I am willing to bet large amounts of money that OpenAI would never release a model served as fully BF16 in the year of our lord 2026. That would be insane operationally. They're almost certainly doing QAT to FP4 for FFN, and a similar or slightly larger quant for attention tensors.

It's ok if they never release a BF16 model, but it's less ok if they release it, win the benchmarks, then quantise it after a few weeks.
That would be REALLY easy to detect. It'll be 4x slower.

The tokens/sec of the model is basically directly proportional of the memory bandwidth of the hardware it runs on. So either OpenAI has to gimp model performance for its entire life, or somehow magically speed it up 4x on the first day.

that is for sure what everyone does. also they train on evals with the datasets that they would be bench against.
What do you mean by this? We don’t train on evals, and if we did I’d quit on the spot.

(The loose version of this that’s true is that there may exist eval data contamination in pretraining. This is a hard problem to fully solve.)

its not that loose of a version. its the reality and as probably is surely a focus of a dedicated post training RL-ing these kind of githubs. of course you would train specifically on the task. you would mix this eval data with others in thousands of githubs repos.
Thanks - let me clarify that we don’t switch to lightly quantized models by time of day or when under heavy load either.

(I used the adjective heavily because that’s what the original post said. I have no intention of making misleading but technically true statements.)

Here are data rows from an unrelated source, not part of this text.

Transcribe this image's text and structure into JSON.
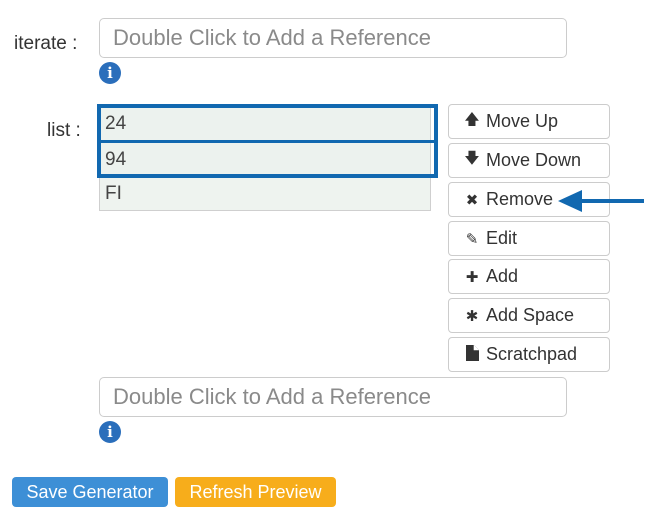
{
  "iterate": {
    "label": "iterate :",
    "placeholder": "Double Click to Add a Reference",
    "info_icon": "info-circle"
  },
  "list": {
    "label": "list :",
    "items": [
      "24",
      "94",
      "FI"
    ]
  },
  "buttons": {
    "move_up": {
      "label": "Move Up",
      "icon": "arrow-up"
    },
    "move_down": {
      "label": "Move Down",
      "icon": "arrow-down"
    },
    "remove": {
      "label": "Remove",
      "icon": "times"
    },
    "edit": {
      "label": "Edit",
      "icon": "pencil"
    },
    "add": {
      "label": "Add",
      "icon": "plus"
    },
    "add_space": {
      "label": "Add Space",
      "icon": "asterisk"
    },
    "scratchpad": {
      "label": "Scratchpad",
      "icon": "file"
    }
  },
  "reference2": {
    "placeholder": "Double Click to Add a Reference",
    "info_icon": "info-circle"
  },
  "actions": {
    "save_generator": "Save Generator",
    "refresh_preview": "Refresh Preview"
  },
  "colors": {
    "primary": "#3d8fd6",
    "warning": "#f7ad1b",
    "highlight": "#1168b0",
    "list_bg": "#eef3ef",
    "info": "#2a6ebb"
  }
}
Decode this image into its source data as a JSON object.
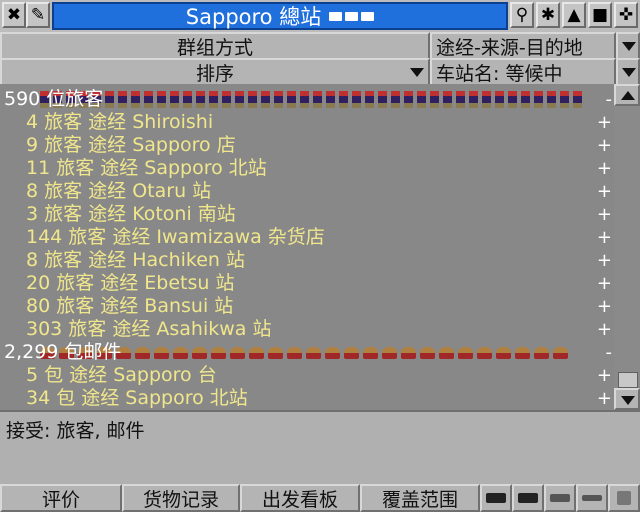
{
  "titlebar": {
    "title": "Sapporo 總站",
    "icons": [
      "close-icon",
      "pencil-icon",
      "vehicle-icons",
      "marker-icon",
      "bug-icon",
      "shade-icon",
      "stop-icon",
      "pin-icon"
    ]
  },
  "controls": {
    "group_label": "群组方式",
    "group_value": "途经-来源-目的地",
    "sort_label": "排序",
    "sort_value": "车站名: 等候中"
  },
  "list": {
    "passenger_header": "590 位旅客",
    "passenger_rows": [
      "4 旅客 途经 Shiroishi",
      "9 旅客 途经 Sapporo 店",
      "11 旅客 途经 Sapporo 北站",
      "8 旅客 途经 Otaru 站",
      "3 旅客 途经 Kotoni 南站",
      "144 旅客 途经 Iwamizawa 杂货店",
      "8 旅客 途经 Hachiken 站",
      "20 旅客 途经 Ebetsu 站",
      "80 旅客 途经 Bansui 站",
      "303 旅客 途经 Asahikwa 站"
    ],
    "mail_header": "2,299 包邮件",
    "mail_rows": [
      "5 包 途经 Sapporo 台",
      "34 包 途经 Sapporo 北站"
    ],
    "collapse_symbol": "-",
    "expand_symbol": "+"
  },
  "status": {
    "accepts": "接受:  旅客, 邮件"
  },
  "tabs": {
    "rating": "评价",
    "goods": "货物记录",
    "departures": "出发看板",
    "coverage": "覆盖范围",
    "vehicle_icons": [
      "train-icon",
      "truck-icon",
      "ship-icon",
      "airplane-icon"
    ]
  },
  "colors": {
    "title_bg": "#1f6fdc",
    "list_bg": "#888888",
    "entry_text": "#f0e68c",
    "header_text": "#ffffff"
  }
}
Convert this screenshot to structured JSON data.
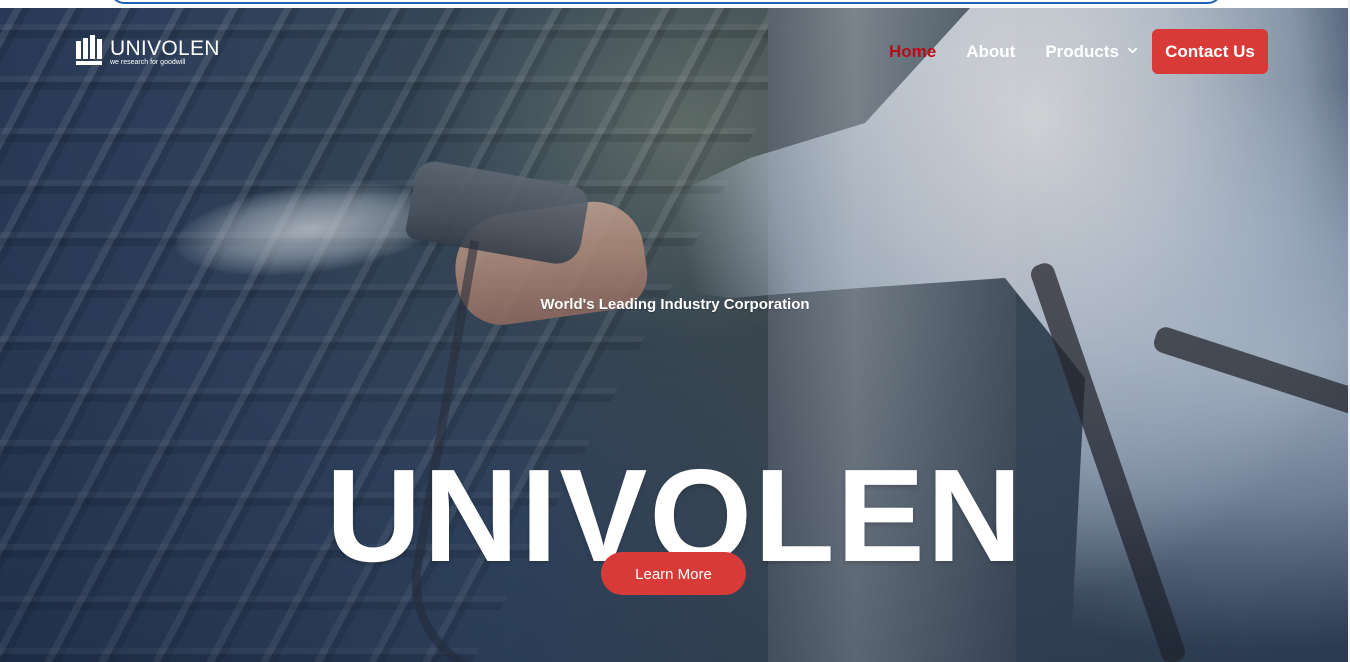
{
  "site": {
    "logo": {
      "title": "UNIVOLEN",
      "tagline": "we research for goodwill",
      "icon": "univolen-logo-icon"
    },
    "nav": {
      "items": [
        {
          "label": "Home",
          "active": true
        },
        {
          "label": "About",
          "active": false
        },
        {
          "label": "Products",
          "active": false,
          "dropdown_icon": "chevron-down-icon"
        }
      ],
      "contact_label": "Contact Us"
    },
    "hero": {
      "eyebrow": "World's Leading Industry Corporation",
      "title": "UNIVOLEN",
      "button_label": "Learn More"
    }
  },
  "colors": {
    "active_nav": "#b10f18",
    "accent_button": "#d83a38",
    "frame_outline": "#1f5fb8",
    "text_light": "#ffffff"
  }
}
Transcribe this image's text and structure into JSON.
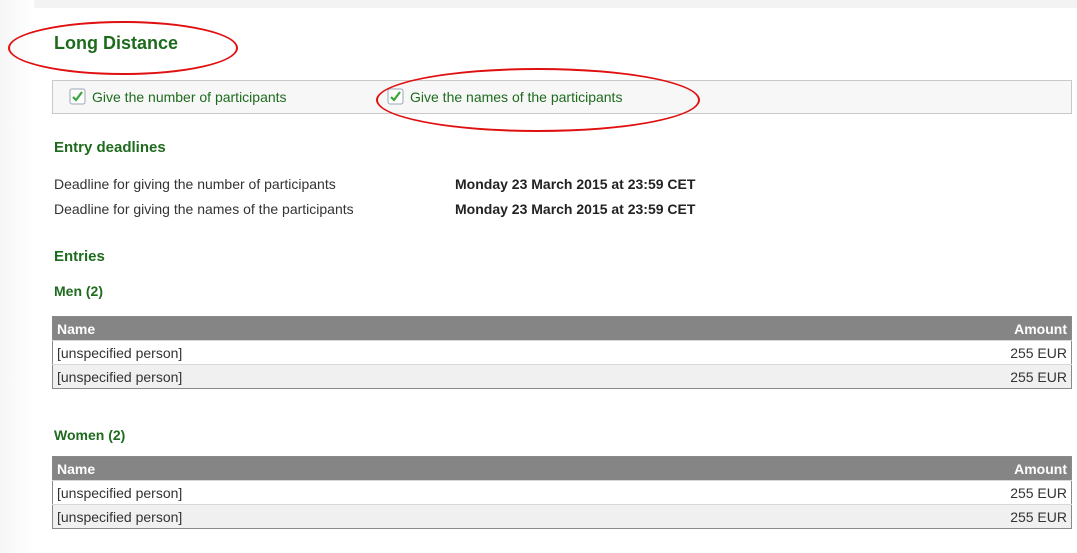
{
  "title": "Long Distance",
  "actions": [
    {
      "label": "Give the number of participants",
      "icon": "checkmark-icon"
    },
    {
      "label": "Give the names of the participants",
      "icon": "checkmark-icon"
    }
  ],
  "deadlines": {
    "heading": "Entry deadlines",
    "rows": [
      {
        "label": "Deadline for giving the number of participants",
        "value": "Monday 23 March 2015 at 23:59 CET"
      },
      {
        "label": "Deadline for giving the names of the participants",
        "value": "Monday 23 March 2015 at 23:59 CET"
      }
    ]
  },
  "entries": {
    "heading": "Entries",
    "columns": {
      "name": "Name",
      "amount": "Amount"
    },
    "groups": [
      {
        "title": "Men (2)",
        "rows": [
          {
            "name": "[unspecified person]",
            "amount": "255 EUR"
          },
          {
            "name": "[unspecified person]",
            "amount": "255 EUR"
          }
        ]
      },
      {
        "title": "Women (2)",
        "rows": [
          {
            "name": "[unspecified person]",
            "amount": "255 EUR"
          },
          {
            "name": "[unspecified person]",
            "amount": "255 EUR"
          }
        ]
      }
    ]
  },
  "colors": {
    "heading": "#1e6b1e",
    "table_header": "#858585",
    "annotation": "#e01010"
  }
}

Thank you for your answer. I have a similar question as OP, but in regards of the GPT models in MS copilot. My experience is that the response quality is much better when calling the API directly or through the webUI.

I know this might be a question that's impossible for you to answer, but if you can shed any light to this matter, I'd be grateful as I am doing an analysis over what AI solutions that can be suitable for my organisation.

As phrased the only answer is the question; "as opposed to what?"
webUIs have giant system prompts built in

APIs have much smaller ones

its very interesting to see that this only happens to American companies. What gives?